Julie Dionne, chef de service Loi du système de justice pénale pour adolescents, secteur DPJ-DP au CIUSSS-MCQ et Natacha Brunelle, directrice scientifique du Ré-So 16-35 et professeure au département de psychoéducation à l’UQTR.
Julie Dionne, chef de service Loi du système de justice pénale pour adolescents, secteur DPJ-DP au CIUSSS-MCQ et Natacha Brunelle, directrice scientifique du Ré-So 16-35 et professeure au département de psychoéducation à l’UQTR.

Un colloque pour mieux aider les jeunes délinquants

TROIS-RIVIÈRES — L’intervention auprès des jeunes délinquants était au coeur d’un important colloque qui se tenait vendredi à l’Université du Québec à Trois-Rivières. Réunissant près de 300 personnes, dont la plupart sont des intervenants de première ligne, le colloque «Jeunes judiciarisés aux défis particuliers» répondait à une demande de plus en plus grandissante dans le milieu, où cette réalité pose son lot de défis quotidiens auxquels il est impératif de s’adapter.

«La clientèle contrevenante a changé. On est loin du délinquant structuré. Il faut faire les choses différemment.
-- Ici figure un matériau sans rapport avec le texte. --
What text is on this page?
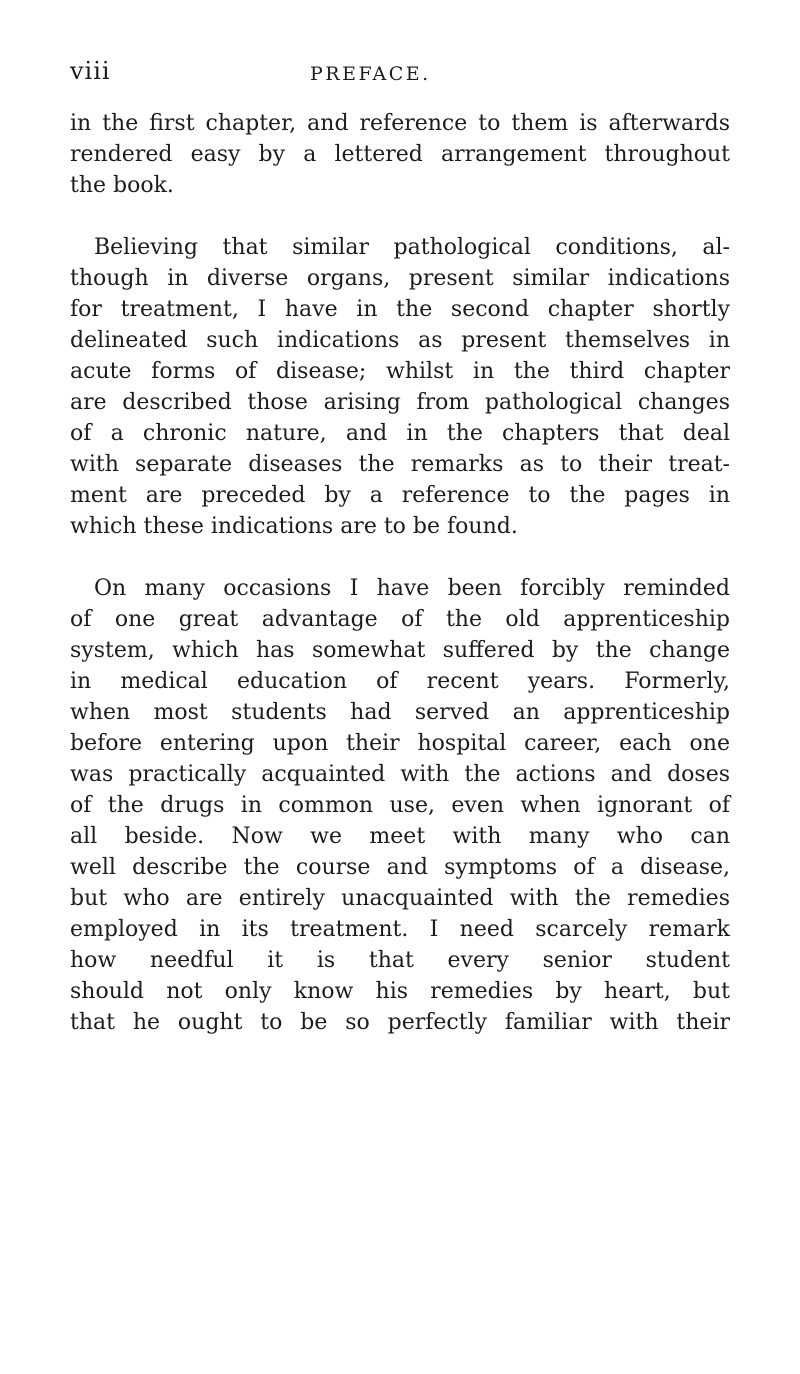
viii	PREFACE.
in the first chapter, and reference to them is afterwards
rendered easy by a lettered arrangement throughout
the book.
Believing that similar pathological conditions, al-
though in diverse organs, present similar indications
for treatment, I have in the second chapter shortly
delineated such indications as present themselves in
acute forms of disease; whilst in the third chapter
are described those arising from pathological changes
of a chronic nature, and in the chapters that deal
with separate diseases the remarks as to their treat-
ment are preceded by a reference to the pages in
which these indications are to be found.
On many occasions I have been forcibly reminded
of one great advantage of the old apprenticeship
system, which has somewhat suffered by the change
in medical education of recent years. Formerly,
when most students had served an apprenticeship
before entering upon their hospital career, each one
was practically acquainted with the actions and doses
of the drugs in common use, even when ignorant of
all beside. Now we meet with many who can
well describe the course and symptoms of a disease,
but who are entirely unacquainted with the remedies
employed in its treatment. I need scarcely remark
how needful it is that every senior student
should not only know his remedies by heart, but
that he ought to be so perfectly familiar with their
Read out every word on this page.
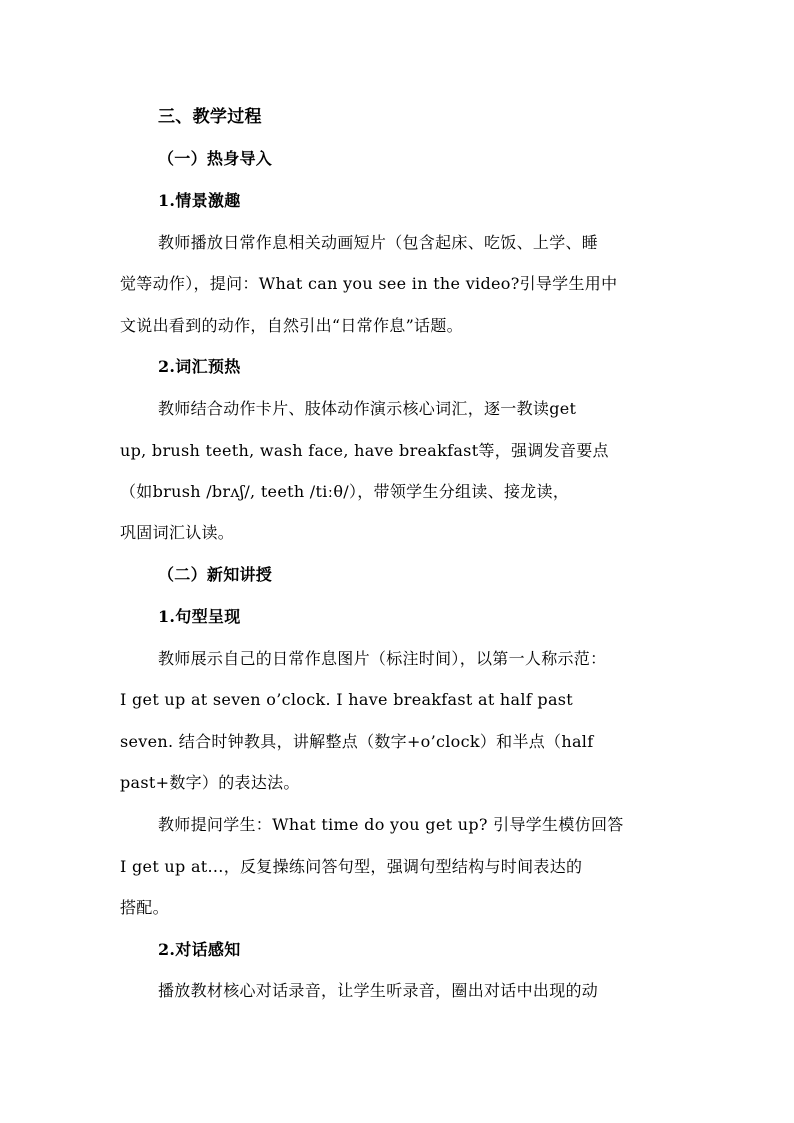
三、教学过程
（一）热身导入
1.情景激趣
教师播放日常作息相关动画短片（包含起床、吃饭、上学、睡
觉等动作），提问：What can you see in the video?引导学生用中
文说出看到的动作，自然引出“日常作息”话题。
2.词汇预热
教师结合动作卡片、肢体动作演示核心词汇，逐一教读get
up, brush teeth, wash face, have breakfast等，强调发音要点
（如brush /brʌʃ/, teeth /tiːθ/），带领学生分组读、接龙读，
巩固词汇认读。
（二）新知讲授
1.句型呈现
教师展示自己的日常作息图片（标注时间），以第一人称示范：
I get up at seven o’clock. I have breakfast at half past
seven. 结合时钟教具，讲解整点（数字+o’clock）和半点（half
past+数字）的表达法。
教师提问学生：What time do you get up? 引导学生模仿回答
I get up at...，反复操练问答句型，强调句型结构与时间表达的
搭配。
2.对话感知
播放教材核心对话录音，让学生听录音，圈出对话中出现的动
Il y a des jeunes qui ont des déficiences intellectuelles, des troubles de l’attachement, qui sont multi-traumas, qui font de l’acting out, qui peuvent avoir des comportements violents», constate Julie Dionne, chef de service Loi du système de justice pénale pour adolescents, secteur DPJ-DP au CIUSSS Mauricie et Centre-du-Québec.
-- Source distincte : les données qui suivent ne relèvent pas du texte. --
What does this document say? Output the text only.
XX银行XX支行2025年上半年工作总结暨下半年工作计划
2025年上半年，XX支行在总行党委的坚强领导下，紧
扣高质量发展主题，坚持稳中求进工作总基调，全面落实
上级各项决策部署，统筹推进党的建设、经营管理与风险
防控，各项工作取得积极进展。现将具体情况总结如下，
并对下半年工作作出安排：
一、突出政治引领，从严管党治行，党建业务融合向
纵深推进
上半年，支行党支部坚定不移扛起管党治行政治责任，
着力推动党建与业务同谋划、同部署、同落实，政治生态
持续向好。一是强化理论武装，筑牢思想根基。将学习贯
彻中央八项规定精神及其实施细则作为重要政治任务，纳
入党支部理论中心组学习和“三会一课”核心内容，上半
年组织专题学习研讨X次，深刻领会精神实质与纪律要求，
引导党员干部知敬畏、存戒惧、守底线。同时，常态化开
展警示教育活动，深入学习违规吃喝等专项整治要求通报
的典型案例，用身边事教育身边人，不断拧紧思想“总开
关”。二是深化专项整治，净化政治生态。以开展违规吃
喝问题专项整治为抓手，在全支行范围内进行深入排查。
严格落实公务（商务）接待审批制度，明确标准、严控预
C’est donc un partenariat avec le CIUSSS-MCQ et le programme de recherche en partenariat Ré-So 16-35 qui a permis d’en venir à cette organisation, qui proposait une multitude de conférences et d’ateliers afin de permettre aux intervenants de mieux s’outiller. Des représentants du Réseau Équi-Justice, de la Sûreté du Québec de même que le Bureau des affaires jeunesse du Directeur des poursuites criminelles et pénales ont aussi pris part à l’organisation. Que ce soit des policiers, des procureurs ou encore des intervenants sociaux, chacun est venu y remplir sa boîte à outils afin de faire face aux défis que représente cette clientèle.
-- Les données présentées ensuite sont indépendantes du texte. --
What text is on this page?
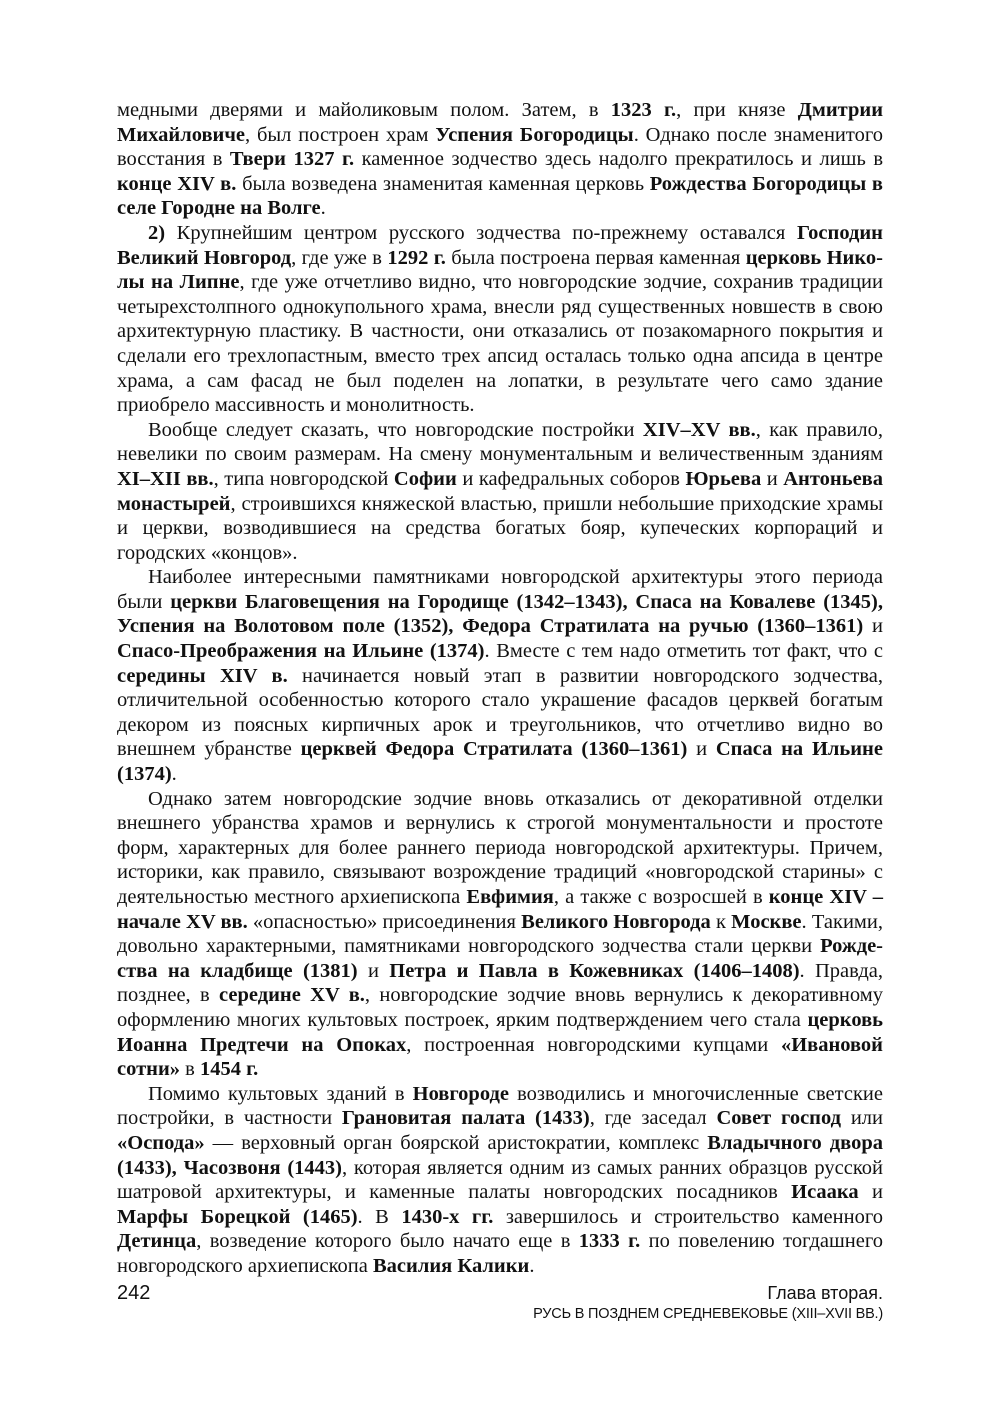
медными дверями и майоликовым полом. Затем, в 1323 г., при князе Дмитрии Михайловиче, был построен храм Успения Богородицы. Однако после знаменитого восстания в Твери 1327 г. каменное зодчество здесь надолго прекратилось и лишь в конце XIV в. была возведена знаменитая каменная церковь Рождества Богородицы в селе Городне на Волге.

2) Крупнейшим центром русского зодчества по-прежнему оставался Господин Великий Новгород, где уже в 1292 г. была построена первая каменная церковь Николы на Липне, где уже отчетливо видно, что новгородские зодчие, сохранив традиции четырехстолпного однокупольного храма, внесли ряд существенных новшеств в свою архитектурную пластику. В частности, они отказались от позакомарного покрытия и сделали его трехлопастным, вместо трех апсид осталась только одна апсида в центре храма, а сам фасад не был поделен на лопатки, в результате чего само здание приобрело массивность и монолитность.

Вообще следует сказать, что новгородские постройки XIV–XV вв., как правило, невелики по своим размерам. На смену монументальным и величественным зданиям XI–XII вв., типа новгородской Софии и кафедральных соборов Юрьева и Антоньева монастырей, строившихся княжеской властью, пришли небольшие приходские храмы и церкви, возводившиеся на средства богатых бояр, купеческих корпораций и городских «концов».

Наиболее интересными памятниками новгородской архитектуры этого периода были церкви Благовещения на Городище (1342–1343), Спаса на Ковалеве (1345), Успения на Волотовом поле (1352), Федора Стратилата на ручью (1360–1361) и Спасо-Преображения на Ильине (1374). Вместе с тем надо отметить тот факт, что с середины XIV в. начинается новый этап в развитии новгородского зодчества, отличительной особенностью которого стало украшение фасадов церквей богатым декором из поясных кирпичных арок и треугольников, что отчетливо видно во внешнем убранстве церквей Федора Стратилата (1360–1361) и Спаса на Ильине (1374).

Однако затем новгородские зодчие вновь отказались от декоративной отделки внешнего убранства храмов и вернулись к строгой монументальности и простоте форм, характерных для более раннего периода новгородской архитектуры. Причем, историки, как правило, связывают возрождение традиций «новгородской старины» с деятельностью местного архиепископа Евфимия, а также с возросшей в конце XIV – начале XV вв. «опасностью» присоединения Великого Новгорода к Москве. Такими, довольно характерными, памятниками новгородского зодчества стали церкви Рождества на кладбище (1381) и Петра и Павла в Кожевниках (1406–1408). Правда, позднее, в середине XV в., новгородские зодчие вновь вернулись к декоративному оформлению многих культовых построек, ярким подтверждением чего стала церковь Иоанна Предтечи на Опоках, построенная новгородскими купцами «Ивановой сотни» в 1454 г.

Помимо культовых зданий в Новгороде возводились и многочисленные светские постройки, в частности Грановитая палата (1433), где заседал Совет господ или «Осподa» — верховный орган боярской аристократии, комплекс Владычного двора (1433), Часозвоня (1443), которая является одним из самых ранних образцов русской шатровой архитектуры, и каменные палаты новгородских посадников Исаака и Марфы Борецкой (1465). В 1430-х гг. завершилось и строительство каменного Детинца, возведение которого было начато еще в 1333 г. по повелению тогдашнего новгородского архиепископа Василия Калики.

242	Глава вторая.
РУСЬ В ПОЗДНЕМ СРЕДНЕВЕКОВЬЕ (XIII–XVII ВВ.)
«C’est le sujet le plus rassembleur en ce moment, car les gens ne savent pas comment intervenir. Ils veulent bien faire les choses, mais c’est difficile de savoir quoi faire. C’est pour ça qu’on a beaucoup d’ateliers qui portent sur la santé mentale de ces jeunes, les troubles d’attachement. On a un atelier au niveau de la déficience intellectuelle. Notre apport est de vulgariser de l’information qu’on va chercher par le biais de la recherche pour les meilleures pratiques», résume Natacha Brunelle, directrice scientifique du Ré-So 16-35 et professeure au département de psychoéducation à l’UQTR.

Outre l’intervention lors des infractions et de la judiciarisation, les spécialistes du milieu s’intéressent tout autant à l’accompagnement des jeunes vers la réinsertion sociale et le passage à la vie adulte, deux passages cruciaux dans leur vie qui, bien souvent, se chevaucheront.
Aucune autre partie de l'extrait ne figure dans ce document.